The portfolio holds fixed-rate, taxable, investment-grade US bonds with at least one year until maturity. Qualifying bonds must have at least$ 300 million in outstanding face value, with higher minimums for some securitized fare. The index is market-value-weighted and rebalances each month. This results in a conservative portfolio that limits return and yield potential but also caps risk.
The portfolio's conservative complexion mimics that of the taxable, US investment-grade bond market. US Treasuries account for almost 45% of the portfolio, with the rest mostly in agency mortgage-backed securities (27%) and corporate bonds (26%). These figures differ from the category average, which places greater emphasis on mortgages and other securitized fare at the expense of Treasuries. The fund also excludes high-yield debt.
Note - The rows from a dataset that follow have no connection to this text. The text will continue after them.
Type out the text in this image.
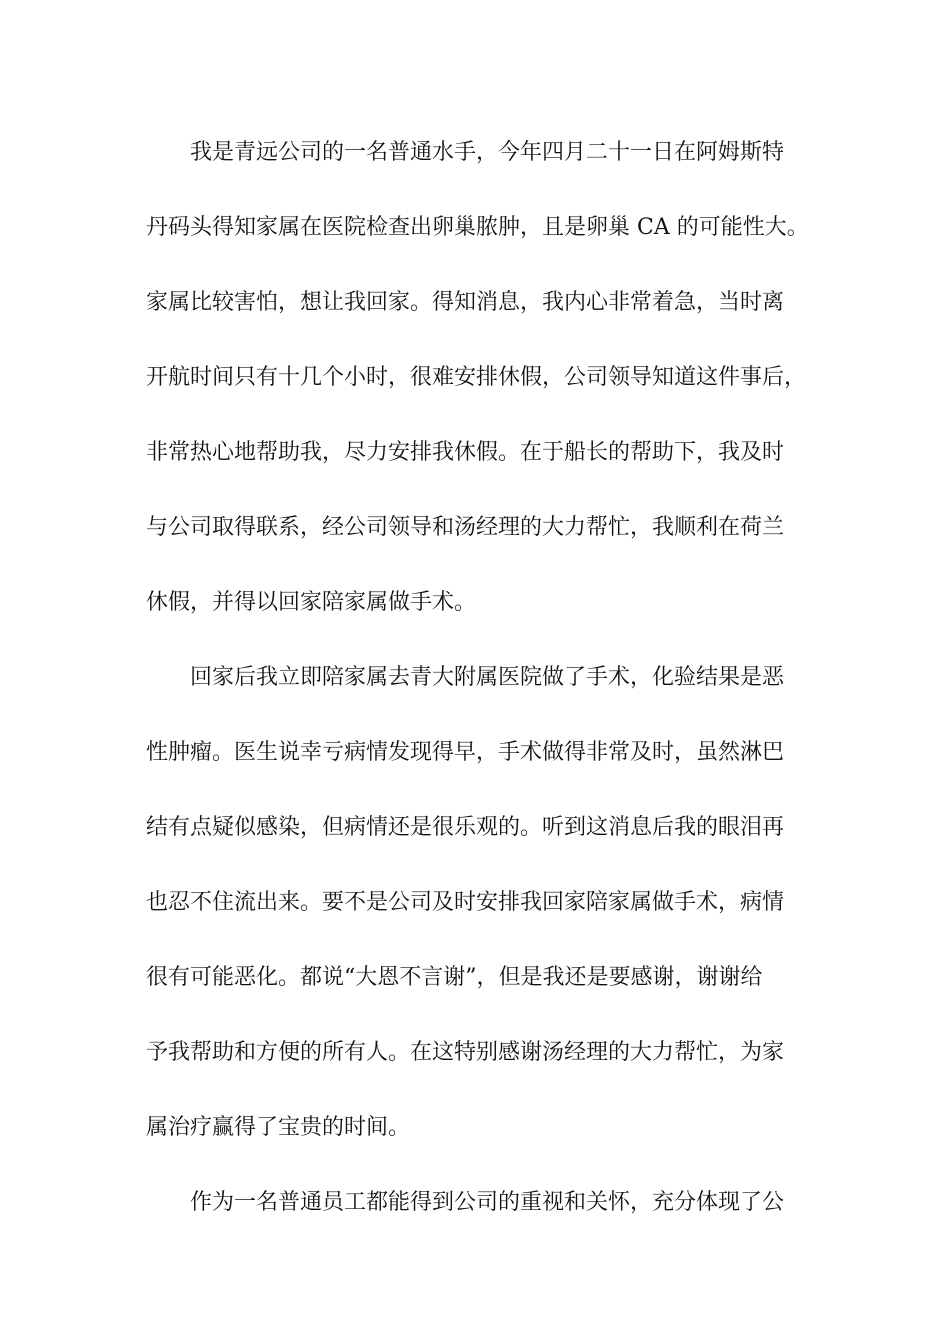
我是青远公司的一名普通水手，今年四月二十一日在阿姆斯特
丹码头得知家属在医院检查出卵巢脓肿，且是卵巢 CA 的可能性大。
家属比较害怕，想让我回家。得知消息，我内心非常着急，当时离
开航时间只有十几个小时，很难安排休假，公司领导知道这件事后，
非常热心地帮助我，尽力安排我休假。在于船长的帮助下，我及时
与公司取得联系，经公司领导和汤经理的大力帮忙，我顺利在荷兰
休假，并得以回家陪家属做手术。
回家后我立即陪家属去青大附属医院做了手术，化验结果是恶
性肿瘤。医生说幸亏病情发现得早，手术做得非常及时，虽然淋巴
结有点疑似感染，但病情还是很乐观的。听到这消息后我的眼泪再
也忍不住流出来。要不是公司及时安排我回家陪家属做手术，病情
很有可能恶化。都说“大恩不言谢”，但是我还是要感谢，谢谢给
予我帮助和方便的所有人。在这特别感谢汤经理的大力帮忙，为家
属治疗赢得了宝贵的时间。
作为一名普通员工都能得到公司的重视和关怀，充分体现了公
Some peers allocate as much as 5% of their portfolios to below-investment-grade bonds, further accentuating the fund's conservative bend relative to category peers.
Average effective duration has fluctuated in recent years. As an index fund, this strategy is beholden to the issuing activity of bond types prevalent in its benchmark. This means the issuing activity of US Treasuries largely determines the makeup of the portfolio. As the Federal Reserve cut rates to zero following the initial coronavirus-driven shock in early 2020, this fund scooped up the low-coupon, longer-maturity debt that flooded the market. This led to higher duration and lower coupons than most active peers. As the Fed hiked rates in the years since, the fund’s average effective duration fell alongside long-dated issuances. These moves mimic those of the category norm, but their magnitude is more pronounced given the fund’s slightly higher interest-rate sensitivity.
With less credit risk comes less reward, and the fund leaves yield on the table by focusing on US Treasuries and other highly rated debt. Its average coupon and 12-month yield consistently lag the category average, falling 58 and 36 basis points short of the category norm, respectively, as of February 2024. However, the current rate environment gives even the safest portfolios an appetizing yield. The fund’s SEC yield of 4.4% as of February 2024 is more than double what it was in early 2022.
Note: The Process Pillar rating and analysis are indirectly assigned by an analyst. When an analyst covers a passively managed vehicle that tracks a particular index, Morningstar associates the Process Pillar rating assigned to that vehicle with the index concerned. Morningstar then maps the Process Pillar associated with a given index to any other uncovered passive strategies that track the same index. This ensures that the analyst’s view is leveraged whenever available and promotes consistency when analyzing passive vehicles associated with a given index.